I don’t think I imagined finding my best friends in life. I had a really close group of friends in high school, but I found such an incredible community here that is really amazing and something that I’d be surprised by when I was 17 coming in. I think academically and career-wise, I wanted to do journalism when I was coming in here, and I’ve taken a completely different path.

What do you hope W&M is like if you come back in the future?

I hope to see a greater range of people coming to the College. I think there was a lack of diversity in a lot of important spaces on campus. I’m looking at you B school. Seeing greater diversity in all aspects being welcomed at the College would be really important for when I come back.

If you could do all 4 years again, would you do something differently?

I think I would be more confident in myself, especially at the beginning of my college career. I was really insecure about everything about myself. So I definitely wouldn’t care what people thought of me and would definitely be more open with people. I’ve had great friends so being more vulnerable with the people around me would’ve been something that really would’ve helped me in college.

What do you think is the biggest way you’ve changed or grown as a person?

I think it kind of goes along with that. Learning how to be vulnerable and learning how to be open with other people about my needs and experiences have been the most important way that I’ve grown in college. I feel like I’ve always internalized a lot of my experiences. It’s just part of my personality and part of my life that I wouldn’t openly express my emotions in situations or ask for help easily, which would make me seem really reserved and stoic. Since I’ve come here, the learning I’ve done regarding how to be emotionally open with other people has been the most important. When you’re able to express yourself in healthy ways, people find it easier to be vulnerable with you. This is something I’ve never been good at in the past, but I’m growing now to understand that letting your guard down is necessary.

What’s the best piece of advice you’ve received?

Asking for help. My dad is always like: “You need to learn how to ask for help.” So I’ve learned how to reach out and having people tell me it’s okay to ask for help.

If you could give advice to freshmen, would it be along those lines?

Mhm, use your resources. And I think we do have great resources here but they’re not super well-known. And also find something to be very passionate about whether that’s activism or joining a club. You should put yourself in the community and fight for what you believe in.

What advice would you give someone that wants to get involved but doesn’t know where to start?

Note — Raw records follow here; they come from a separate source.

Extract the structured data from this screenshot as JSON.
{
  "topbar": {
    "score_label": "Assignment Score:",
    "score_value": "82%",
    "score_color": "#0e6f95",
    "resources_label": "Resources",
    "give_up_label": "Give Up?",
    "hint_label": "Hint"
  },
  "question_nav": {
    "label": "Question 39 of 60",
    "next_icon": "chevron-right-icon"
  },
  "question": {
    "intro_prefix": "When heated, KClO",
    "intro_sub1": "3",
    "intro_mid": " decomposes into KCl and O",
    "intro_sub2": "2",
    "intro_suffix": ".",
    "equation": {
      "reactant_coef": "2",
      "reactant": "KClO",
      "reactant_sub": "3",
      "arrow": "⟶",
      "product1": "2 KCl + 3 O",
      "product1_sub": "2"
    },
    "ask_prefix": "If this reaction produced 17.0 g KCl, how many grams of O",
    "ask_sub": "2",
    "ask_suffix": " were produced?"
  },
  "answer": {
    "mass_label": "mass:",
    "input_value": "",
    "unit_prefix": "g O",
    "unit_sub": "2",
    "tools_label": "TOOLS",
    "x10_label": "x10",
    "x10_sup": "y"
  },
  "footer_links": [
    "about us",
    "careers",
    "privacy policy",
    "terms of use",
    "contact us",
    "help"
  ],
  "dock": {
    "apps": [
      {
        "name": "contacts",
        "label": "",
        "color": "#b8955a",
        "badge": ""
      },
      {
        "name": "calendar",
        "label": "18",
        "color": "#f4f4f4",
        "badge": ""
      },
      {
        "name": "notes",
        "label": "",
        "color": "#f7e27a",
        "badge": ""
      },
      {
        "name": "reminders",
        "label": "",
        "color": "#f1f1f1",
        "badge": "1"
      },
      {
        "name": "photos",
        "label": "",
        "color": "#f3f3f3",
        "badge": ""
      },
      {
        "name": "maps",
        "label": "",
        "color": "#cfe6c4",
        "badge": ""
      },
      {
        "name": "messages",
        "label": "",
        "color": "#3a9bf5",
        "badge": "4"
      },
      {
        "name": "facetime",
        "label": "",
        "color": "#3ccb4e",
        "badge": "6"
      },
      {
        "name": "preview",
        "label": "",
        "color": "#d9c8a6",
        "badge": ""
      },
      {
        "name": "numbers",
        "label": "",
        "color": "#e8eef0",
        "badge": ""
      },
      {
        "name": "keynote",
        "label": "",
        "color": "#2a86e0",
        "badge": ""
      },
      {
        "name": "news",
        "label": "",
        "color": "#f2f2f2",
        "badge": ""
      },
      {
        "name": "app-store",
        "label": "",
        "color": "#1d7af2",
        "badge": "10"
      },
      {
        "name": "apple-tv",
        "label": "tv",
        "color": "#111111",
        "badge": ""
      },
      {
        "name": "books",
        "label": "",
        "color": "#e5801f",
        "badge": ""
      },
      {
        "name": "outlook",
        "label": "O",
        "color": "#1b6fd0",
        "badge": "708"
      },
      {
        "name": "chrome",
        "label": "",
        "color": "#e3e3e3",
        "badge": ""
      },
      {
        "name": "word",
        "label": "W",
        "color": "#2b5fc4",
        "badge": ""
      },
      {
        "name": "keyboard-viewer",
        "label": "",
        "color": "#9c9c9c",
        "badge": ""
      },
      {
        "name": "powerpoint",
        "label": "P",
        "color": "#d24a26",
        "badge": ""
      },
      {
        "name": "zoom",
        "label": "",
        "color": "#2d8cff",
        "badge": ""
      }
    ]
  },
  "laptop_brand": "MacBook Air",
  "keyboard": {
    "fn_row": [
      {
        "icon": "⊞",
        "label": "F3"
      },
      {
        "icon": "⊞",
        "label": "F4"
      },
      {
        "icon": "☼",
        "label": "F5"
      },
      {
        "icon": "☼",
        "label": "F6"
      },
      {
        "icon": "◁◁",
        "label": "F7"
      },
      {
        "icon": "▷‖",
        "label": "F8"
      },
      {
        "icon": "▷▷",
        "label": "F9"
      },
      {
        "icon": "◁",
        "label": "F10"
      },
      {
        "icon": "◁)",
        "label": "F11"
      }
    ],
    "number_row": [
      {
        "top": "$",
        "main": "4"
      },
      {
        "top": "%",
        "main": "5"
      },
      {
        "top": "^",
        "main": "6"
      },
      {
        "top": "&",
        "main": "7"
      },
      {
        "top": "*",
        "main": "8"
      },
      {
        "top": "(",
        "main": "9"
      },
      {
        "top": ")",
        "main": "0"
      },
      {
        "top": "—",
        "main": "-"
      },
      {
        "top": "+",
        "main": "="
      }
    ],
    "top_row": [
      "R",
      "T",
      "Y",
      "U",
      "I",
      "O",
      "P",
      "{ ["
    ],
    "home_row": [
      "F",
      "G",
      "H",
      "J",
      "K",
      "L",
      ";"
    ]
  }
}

I would just join everything. That’s what I did. Freshman year I just came in and joined way too much. Then I just narrowed it down to communities I felt really welcome in like Humans – I’ve been here since freshman year. So I just found places I felt really comfortable. Not everything you do is going to be for you. But just putting yourself out there is the most important thing.

What are some of the small moments here that you think you may have taken for granted?

I think being within walking distance with your friends – I took that for granted. Being around your friends and being around people who are like you and finding spaces where you feel welcomed is something that I definitely took for granted. As well as being intellectually active. I feel like this was a good opportunity to explore things. Like going to class…I took that for granted.

What do you see in the world that needs changing and how do you think you can make a difference?

I’ve always been a big believer in that being kind or respectful to the people around you is the most important thing. So I think if everyone can just do that, that makes the biggest difference. And also what I said before, finding things that you’re passionate about and getting really involved in them.

When’s the last time you laughed really hard?

I laugh every day. I have a really annoying laugh. People tell me my laugh is high key aggressive. More like a cackle. But who cares? I always laugh the hardest around my best friends; they make me feel the most like myself.

What would your friends say is your best quality as a friend?

I think I have a sense of humor about everything. I don’t really take things too seriously and I feel like my friends appreciate that.  I like to listen to people, and I try not to project my feelings onto other people. Who knows if I’m successful.